Medicine · Arrhythmias and Conduction Disorders (ECG, Tachycardia, Heart Block)

A 28-year-old woman with no structural heart disease presents with recurrent episodes of sudden-onset regular palpitations at 180 bpm, with abrupt termination. ECG during palpitations shows narrow complex tachycardia at 180/min with no visible P waves. The tachycardia terminates with vagal maneuvers. What is the most likely mechanism?

  • A AV nodal re-entrant tachycardia (AVNRT)
  • B Atrial fibrillation with rapid ventricular response
  • C Wolff-Parkinson-White with antidromic conduction
  • D Ventricular tachycardia
Correct answer: A. AV nodal re-entrant tachycardia (AVNRT)

Explanation

AVNRT is the most common cause of paroxysmal supraventricular tachycardia (PSVT) in young women without structural heart disease.
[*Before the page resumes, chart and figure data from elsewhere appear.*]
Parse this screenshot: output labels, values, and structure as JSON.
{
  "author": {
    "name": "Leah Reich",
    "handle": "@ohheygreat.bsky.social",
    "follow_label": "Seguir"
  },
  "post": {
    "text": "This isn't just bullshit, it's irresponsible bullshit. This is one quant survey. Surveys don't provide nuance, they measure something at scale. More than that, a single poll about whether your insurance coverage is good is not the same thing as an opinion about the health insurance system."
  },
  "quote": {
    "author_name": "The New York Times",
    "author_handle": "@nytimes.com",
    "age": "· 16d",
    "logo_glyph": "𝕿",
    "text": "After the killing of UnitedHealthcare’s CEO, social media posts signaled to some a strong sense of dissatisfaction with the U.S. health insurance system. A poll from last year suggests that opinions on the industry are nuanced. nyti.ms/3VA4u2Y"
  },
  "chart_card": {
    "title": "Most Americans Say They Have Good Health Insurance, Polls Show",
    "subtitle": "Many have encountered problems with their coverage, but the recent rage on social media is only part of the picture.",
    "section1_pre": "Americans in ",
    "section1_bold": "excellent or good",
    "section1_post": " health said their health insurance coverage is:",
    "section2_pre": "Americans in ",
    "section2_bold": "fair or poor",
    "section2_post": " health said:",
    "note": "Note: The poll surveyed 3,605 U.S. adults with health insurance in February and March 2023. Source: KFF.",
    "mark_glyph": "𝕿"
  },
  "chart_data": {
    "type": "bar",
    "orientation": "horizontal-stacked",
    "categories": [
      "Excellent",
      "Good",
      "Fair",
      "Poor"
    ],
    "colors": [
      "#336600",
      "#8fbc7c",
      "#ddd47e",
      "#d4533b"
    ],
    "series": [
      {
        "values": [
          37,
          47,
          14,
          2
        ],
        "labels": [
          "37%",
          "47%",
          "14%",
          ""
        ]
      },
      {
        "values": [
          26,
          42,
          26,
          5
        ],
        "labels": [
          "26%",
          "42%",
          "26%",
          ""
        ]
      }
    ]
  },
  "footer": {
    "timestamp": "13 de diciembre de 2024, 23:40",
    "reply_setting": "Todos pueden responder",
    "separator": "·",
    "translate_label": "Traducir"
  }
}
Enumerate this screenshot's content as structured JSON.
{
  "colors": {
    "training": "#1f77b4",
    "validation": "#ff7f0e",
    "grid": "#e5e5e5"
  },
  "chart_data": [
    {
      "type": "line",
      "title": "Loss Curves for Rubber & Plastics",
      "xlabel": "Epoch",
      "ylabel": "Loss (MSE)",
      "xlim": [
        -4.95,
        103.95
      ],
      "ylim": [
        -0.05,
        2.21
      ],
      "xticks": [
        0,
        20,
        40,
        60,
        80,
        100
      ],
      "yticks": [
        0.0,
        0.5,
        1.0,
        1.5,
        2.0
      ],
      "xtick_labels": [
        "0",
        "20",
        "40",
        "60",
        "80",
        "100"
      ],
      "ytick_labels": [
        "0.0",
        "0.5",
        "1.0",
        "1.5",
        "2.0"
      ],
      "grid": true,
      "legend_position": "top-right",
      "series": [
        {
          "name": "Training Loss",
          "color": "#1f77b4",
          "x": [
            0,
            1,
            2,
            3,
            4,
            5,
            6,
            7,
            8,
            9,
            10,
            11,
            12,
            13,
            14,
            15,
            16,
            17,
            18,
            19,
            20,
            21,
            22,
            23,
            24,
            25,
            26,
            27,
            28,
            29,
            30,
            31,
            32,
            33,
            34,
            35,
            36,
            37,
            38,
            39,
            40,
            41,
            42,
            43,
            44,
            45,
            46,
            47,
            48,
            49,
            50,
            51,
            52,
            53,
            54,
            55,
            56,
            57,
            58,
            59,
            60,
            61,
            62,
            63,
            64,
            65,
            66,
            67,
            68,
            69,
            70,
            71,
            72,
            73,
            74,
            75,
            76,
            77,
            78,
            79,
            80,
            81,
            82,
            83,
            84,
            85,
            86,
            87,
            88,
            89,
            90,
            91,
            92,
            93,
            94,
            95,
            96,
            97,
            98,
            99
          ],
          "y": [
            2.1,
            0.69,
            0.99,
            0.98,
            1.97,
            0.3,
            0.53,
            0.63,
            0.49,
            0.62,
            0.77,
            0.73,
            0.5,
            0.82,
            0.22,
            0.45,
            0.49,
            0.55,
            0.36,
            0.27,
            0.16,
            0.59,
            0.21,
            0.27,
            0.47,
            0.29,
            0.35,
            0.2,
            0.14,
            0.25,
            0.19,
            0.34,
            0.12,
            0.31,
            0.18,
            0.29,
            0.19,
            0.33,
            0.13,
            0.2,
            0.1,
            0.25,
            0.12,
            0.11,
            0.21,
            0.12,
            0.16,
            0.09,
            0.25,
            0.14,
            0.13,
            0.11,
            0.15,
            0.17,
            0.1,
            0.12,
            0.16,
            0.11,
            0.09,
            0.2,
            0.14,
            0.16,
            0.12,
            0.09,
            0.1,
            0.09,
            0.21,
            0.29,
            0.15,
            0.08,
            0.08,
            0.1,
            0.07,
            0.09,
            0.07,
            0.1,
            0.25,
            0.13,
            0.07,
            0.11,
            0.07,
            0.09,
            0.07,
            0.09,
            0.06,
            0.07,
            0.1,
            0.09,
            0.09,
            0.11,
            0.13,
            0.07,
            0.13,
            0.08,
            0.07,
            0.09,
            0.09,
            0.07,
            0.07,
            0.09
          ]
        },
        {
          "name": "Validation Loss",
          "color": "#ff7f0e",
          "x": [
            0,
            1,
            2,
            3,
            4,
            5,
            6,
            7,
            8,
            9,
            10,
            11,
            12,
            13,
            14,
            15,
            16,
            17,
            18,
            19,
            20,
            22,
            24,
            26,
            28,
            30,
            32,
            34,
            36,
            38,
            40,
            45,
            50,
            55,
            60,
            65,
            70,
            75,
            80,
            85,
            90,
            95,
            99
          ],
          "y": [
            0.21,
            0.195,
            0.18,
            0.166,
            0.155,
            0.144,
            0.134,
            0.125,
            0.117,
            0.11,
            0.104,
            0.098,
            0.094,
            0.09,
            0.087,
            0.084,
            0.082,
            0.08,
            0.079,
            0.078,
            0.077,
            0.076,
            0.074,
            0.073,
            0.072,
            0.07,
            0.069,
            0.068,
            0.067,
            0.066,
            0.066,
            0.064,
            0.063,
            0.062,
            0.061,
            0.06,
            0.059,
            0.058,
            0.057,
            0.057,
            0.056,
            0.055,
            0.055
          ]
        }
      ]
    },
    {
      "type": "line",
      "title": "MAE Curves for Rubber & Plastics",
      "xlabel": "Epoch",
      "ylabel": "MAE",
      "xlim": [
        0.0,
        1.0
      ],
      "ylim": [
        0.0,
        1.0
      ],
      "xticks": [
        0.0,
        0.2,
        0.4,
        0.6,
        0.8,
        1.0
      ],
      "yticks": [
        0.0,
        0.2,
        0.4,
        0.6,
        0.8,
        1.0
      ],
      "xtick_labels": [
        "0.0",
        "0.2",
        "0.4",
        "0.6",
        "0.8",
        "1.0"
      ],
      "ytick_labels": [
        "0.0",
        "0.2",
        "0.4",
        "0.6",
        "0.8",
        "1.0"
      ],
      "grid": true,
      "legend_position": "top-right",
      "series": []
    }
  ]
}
The re-entry circuit is confined to the AV node (slow and fast pathways), causing retrograde P waves buried in or just after the QRS, giving the appearance of absent P waves. It is regular, narrow-complex, responds to vagal maneuvers (carotid sinus massage, Valsalva) or adenosine, and terminates abruptly. Atrial fibrillation is irregularly irregular; WPW antidromic produces wide QRS tachycardia.

Reference: Harrison's Principles of Internal Medicine, 21st ed.